Permessi a costruire rilasciati e poi annullati, sentenze ignorate e ricorsi infondati. Sono questi i motivi per i quali nel 2016 il Comune di Sperlonga è stato condannato dai giudici amministrativi (in primo o secondo grado) a pagare circa 20mila euro. In qualche caso - tre ad essere precisi - in solido con altri enti, ossia Provincia o Ministero. Questo il quadro attuale dei costi, fermo restando che c’è la possibilità di un eventuale appello per le decisioni di primo grado. Ecco alcuni esempi.


Carte bollate ed edilizia
Andando a vedere le pronunce rese dai tribunali amministrativi, quelle economicamente più gravose per le casse pubbliche sono relative all’edilizia. Il Comune, in buona sostanza, ha dapprima rilasciato dei permessi di costruire e poi ha fatto dietrofront rilevando delle criticità. Questo il caso (sentenza 643/16) di un immobile da demolire e ricostruire per cui l’ente si è accorto della presenza di un’irregolarità edilizia. Un abuso che il Comune in realtà però già conosceva, avendone ordinato la demolizione nel 1993. Per il Tar, comunque, la revoca dei permessi è da annullare, dal momento che l’ente non ha individuato una seria ragione d’interesse pubblico per intervenire in autotutela su atti propri, seppure ritenuti illegittimi: tremila euro di spese.
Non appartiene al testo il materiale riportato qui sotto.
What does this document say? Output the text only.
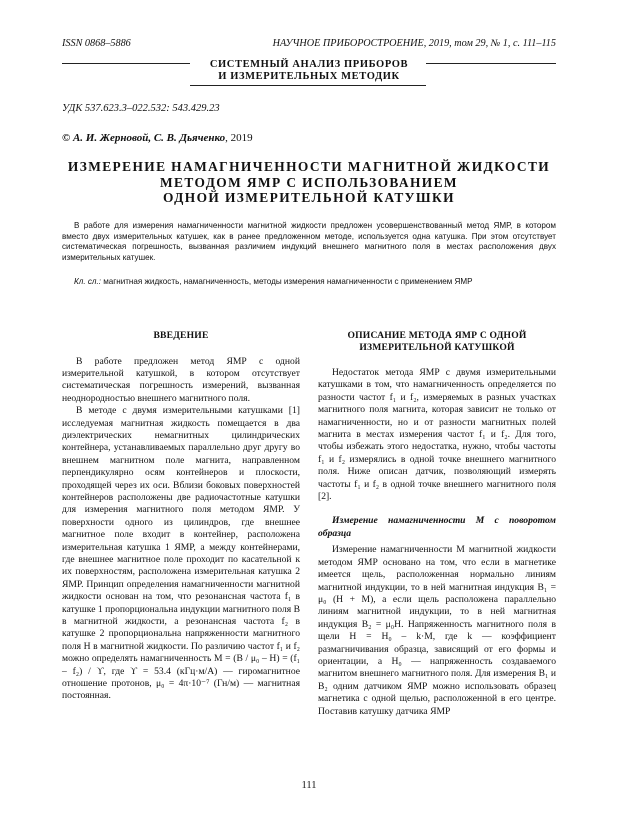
ISSN 0868–5886	НАУЧНОЕ ПРИБОРОСТРОЕНИЕ, 2019, том 29, № 1, c. 111–115
СИСТЕМНЫЙ АНАЛИЗ ПРИБОРОВ
И ИЗМЕРИТЕЛЬНЫХ МЕТОДИК
УДК 537.623.3–022.532: 543.429.23
© А. И. Жерновой, С. В. Дьяченко, 2019
ИЗМЕРЕНИЕ НАМАГНИЧЕННОСТИ МАГНИТНОЙ ЖИДКОСТИ
МЕТОДОМ ЯМР С ИСПОЛЬЗОВАНИЕМ
ОДНОЙ ИЗМЕРИТЕЛЬНОЙ КАТУШКИ

В работе для измерения намагниченности магнитной жидкости предложен усовершенствованный метод ЯМР, в котором вместо двух измерительных катушек, как в ранее предложенном методе, используется одна катушка. При этом отсутствует систематическая погрешность, вызванная различием индукций внешнего магнитного поля в местах расположения двух измерительных катушек.

Кл. сл.: магнитная жидкость, намагниченность, методы измерения намагниченности с применением ЯМР

ВВЕДЕНИЕ

В работе предложен метод ЯМР с одной измерительной катушкой, в котором отсутствует систематическая погрешность измерений, вызванная неоднородностью внешнего магнитного поля.

В методе с двумя измерительными катушками [1] исследуемая магнитная жидкость помещается в два диэлектрических немагнитных цилиндрических контейнера, устанавливаемых параллельно друг другу во внешнем магнитном поле магнита, направленном перпендикулярно осям контейнеров и плоскости, проходящей через их оси. Вблизи боковых поверхностей контейнеров расположены две радиочастотные катушки для измерения магнитного поля методом ЯМР. У поверхности одного из цилиндров, где внешнее магнитное поле входит в контейнер, расположена измерительная катушка 1 ЯМР, а между контейнерами, где внешнее магнитное поле проходит по касательной к их поверхностям, расположена измерительная катушка 2 ЯМР. Принцип определения намагниченности магнитной жидкости основан на том, что резонансная частота f₁ в катушке 1 пропорциональна индукции магнитного поля B в магнитной жидкости, а резонансная частота f₂ в катушке 2 пропорциональна напряженности магнитного поля H в магнитной жидкости. По различию частот f₁ и f₂ можно определять намагниченность M = (B / μ₀ – H) = (f₁ – f₂) / ϒ, где ϒ = 53.4 (кГц·м/А) — гиромагнитное отношение протонов, μ₀ = 4π·10⁻⁷ (Гн/м) — магнитная постоянная.

ОПИСАНИЕ МЕТОДА ЯМР С ОДНОЙ
ИЗМЕРИТЕЛЬНОЙ КАТУШКОЙ

Недостаток метода ЯМР с двумя измерительными катушками в том, что намагниченность определяется по разности частот f₁ и f₂, измеряемых в разных участках магнитного поля магнита, которая зависит не только от намагниченности, но и от разности магнитных полей магнита в местах измерения частот f₁ и f₂. Для того, чтобы избежать этого недостатка, нужно, чтобы частоты f₁ и f₂ измерялись в одной точке внешнего магнитного поля. Ниже описан датчик, позволяющий измерять частоты f₁ и f₂ в одной точке внешнего магнитного поля [2].

Измерение намагниченности M с поворотом образца

Измерение намагниченности M магнитной жидкости методом ЯМР основано на том, что если в магнетике имеется щель, расположенная нормально линиям магнитной индукции, то в ней магнитная индукция B₁ = μ₀ (H + M), а если щель расположена параллельно линиям магнитной индукции, то в ней магнитная индукция B₂ = μ₀H. Напряженность магнитного поля в щели H = H₀ – k·M, где k — коэффициент размагничивания образца, зависящий от его формы и ориентации, а H₀ — напряженность создаваемого магнитом внешнего магнитного поля. Для измерения B₁ и B₂ одним датчиком ЯМР можно использовать образец магнетика с одной щелью, расположенной в его центре. Поставив катушку датчика ЯМР

111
Due casi analoghi (sentenze 191/2016 e 162/2016) riguardano invece degli immobili in località Valle, per i quali l’ente locale ha riscontrato delle criticità per le distanze dal Torrente Canale (5 metri). Ma gli annullamenti, in un caso avvenuti dopo tre anni dal rilascio dei titoli, non hanno riguardato solo tali opere, bensì la totalità del progetto (in un caso undici unità su quattro piani). I giudici del Tar hanno quindi evidenziato la non corrispondenza fra l’oggetto del procedimento contenuto nell’avviso e la misura in concreto adottata, con le spese di giudizio a carico di Comune e Provincia quantificate (sommando i due ricorsi) in 6.500 euro.


Le sentenze dimenticate
Altre uscite per il bilancio comunale sono relative a sentenze “ignorate”. L’ente locale (sentenza 339/2016) si è scordato di eseguire una decisione del giudice di pace del 2013 (doveva corrispondere 607 euro). Di qui un ricorso al Tar per ottemperanza, con condanna del Comune a 1.500 euro di spese di giudizio. O ancora il caso di una sentenza del Consiglio di Stato inerente il rilascio di suolo pubblico (sentenza 144/16). I giudici amministrativi d’appello avevano annullato degli atti, ma il ricorrente, non essendoci stato l’esame della sua istanza, ha presentato un nuovo ricorso che è stato accolto: altri 1.500 euro di spese di giudizio.


Il piano integrato
Ultimo caso (sentenza 754/16) è il ricorso promosso dal Comune contro la Prefettura per il presunto silenzio serbato da quest’ultima sull’istanza dell’amministrazione affinché sollevasse la questione giurisdizionale sul piano integrato. Per il Tar, invece, non c’è stato alcun silenzio. Il prefetto si è pronunciato a maggio e non deve trarre in inganno la formula usata: «non pare sussistano gli estremi per accedere all’istituto». È solo «garbo istituzionale». E per l’ente altri 1.500 euro di spese di giudizio.


Soldi che almeno in parte, come ad esempio quelli dovuti per la mancata ottemperanza delle sentenze, avrebbero potuto essere risparmiati e destinati ad altro.